A nuestra propuesta de que fuese la Corte Internacional de Justicia la que resolviera la controversia, el Gobierno de Guatemala acaba de contestar rechazándola plenamente.
Al registrarse esta tercera negativa, el Gobierno de México ha llegado a la penosa conclusión de que ningún objetivo práctico se lograría manteniendo las relaciones diplomáticas con un gobierno que, como Guatemala, se ha negado a darnos satisfacción por el grave incidente que él mismo provocó y se ha rehusado, sin proponer ningún otro de los procedimientos para la solución pacífica de los conflictos, a que el más alto tribunal de justicia internacional decida si México se halla en lo justo o no, al demandar un desagravio y la compensación moral y material a que se considera con legítimo derecho, así como las seguridades de que el atentado del 31 de diciembre último no se repetirá.
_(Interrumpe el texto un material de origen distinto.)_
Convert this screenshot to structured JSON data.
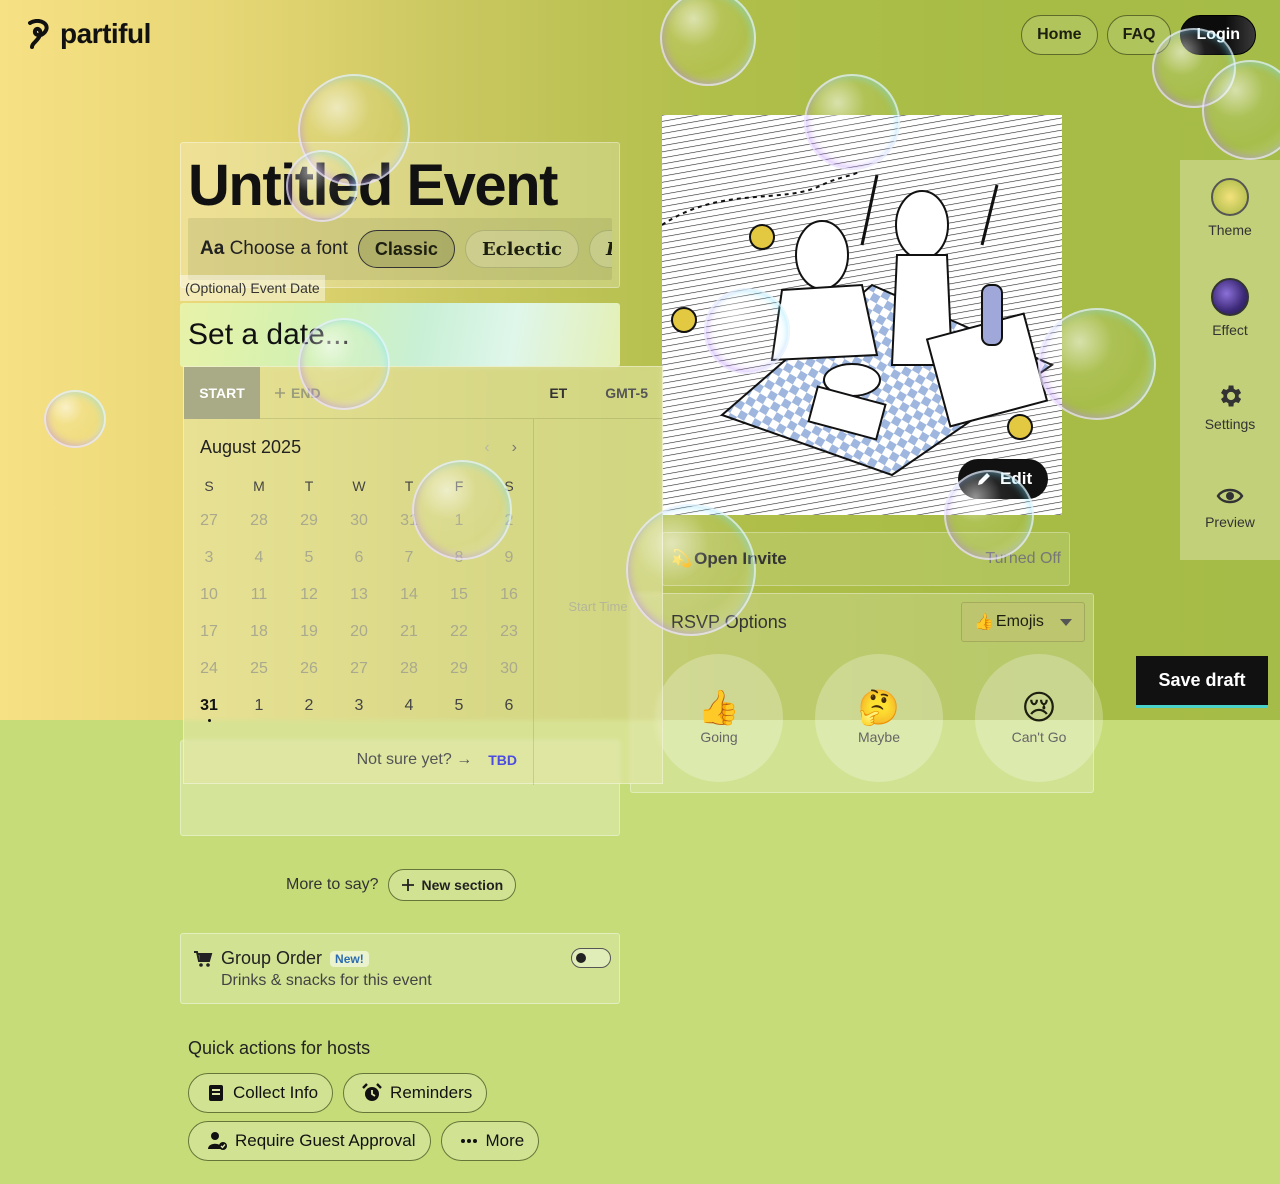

La ruptura de relaciones diplomáticas no significa que México abandone su reclamación, ni que sus intereses vayan a ser desatendidos. La primera, la mantendremos serena, pacífica y firmemente hasta lograr una satisfacción adecuada; los segundos, los encargaremos a un gobierno amigo y serán nuestros representantes consulares los que den atención y ayuda a los mexicanos residentes en Guatemala.
Dentro de ese espíritu, el Gobierno de México siempre estará dispuesto a examinar las proposiciones constructivas que se hagan para la liquidación de este conflicto, a condición de que las mismas sean compatibles con el decoro y la dignidad del Estado Mexicano.
En cuanto a los guatemaltecos que viven en la República Mexicana, deben estar seguros de que para su permanencia en ella y para el libre ejercicio de sus actividades lícitas, seguirán contando con la amplia protección que nuestras leyes les garantizan y con la hospitalidad del pueblo mexicano
Nuestros países se hallan indisolublemente enlazados por las responsabilidades de una continuidad geográfica, que nada ni nadie puede destruir. Pero no es sólo la vecindad material la que nos une.
El pueblo mexicano y el pueblo guatemalteco están vinculados por profundas afinidades históricas, morales, sentimentales e intelectuales que, como lo dije en mi mensaje ante el H. Congreso de la Unión el 1° de diciembre de 1958, hacen de las dos repúblicas miembros integrantes de la gran familia latinoamericana. No debemos olvidar nunca esos recios factores de acercamiento, ya que ellos, cuando el actual conflicto quede satisfactoriamente resuelto, serán los que nos señalen el camino que debemos seguir en lo sucesivo.
Quiero, por último, hacer un cordial llamado a lo más elevado del pensar y a lo más hondo del sentir de mexicanos y guatemaltecos: recordemos siempre que ambos pueblos, mediante una pacífica convivencia, basada en amistosos entendimientos y en el respeto mutuo, están llamados a cooperar ejemplarmente en el progreso y bienestar de América y en el fortalecimiento de la solidaridad humana.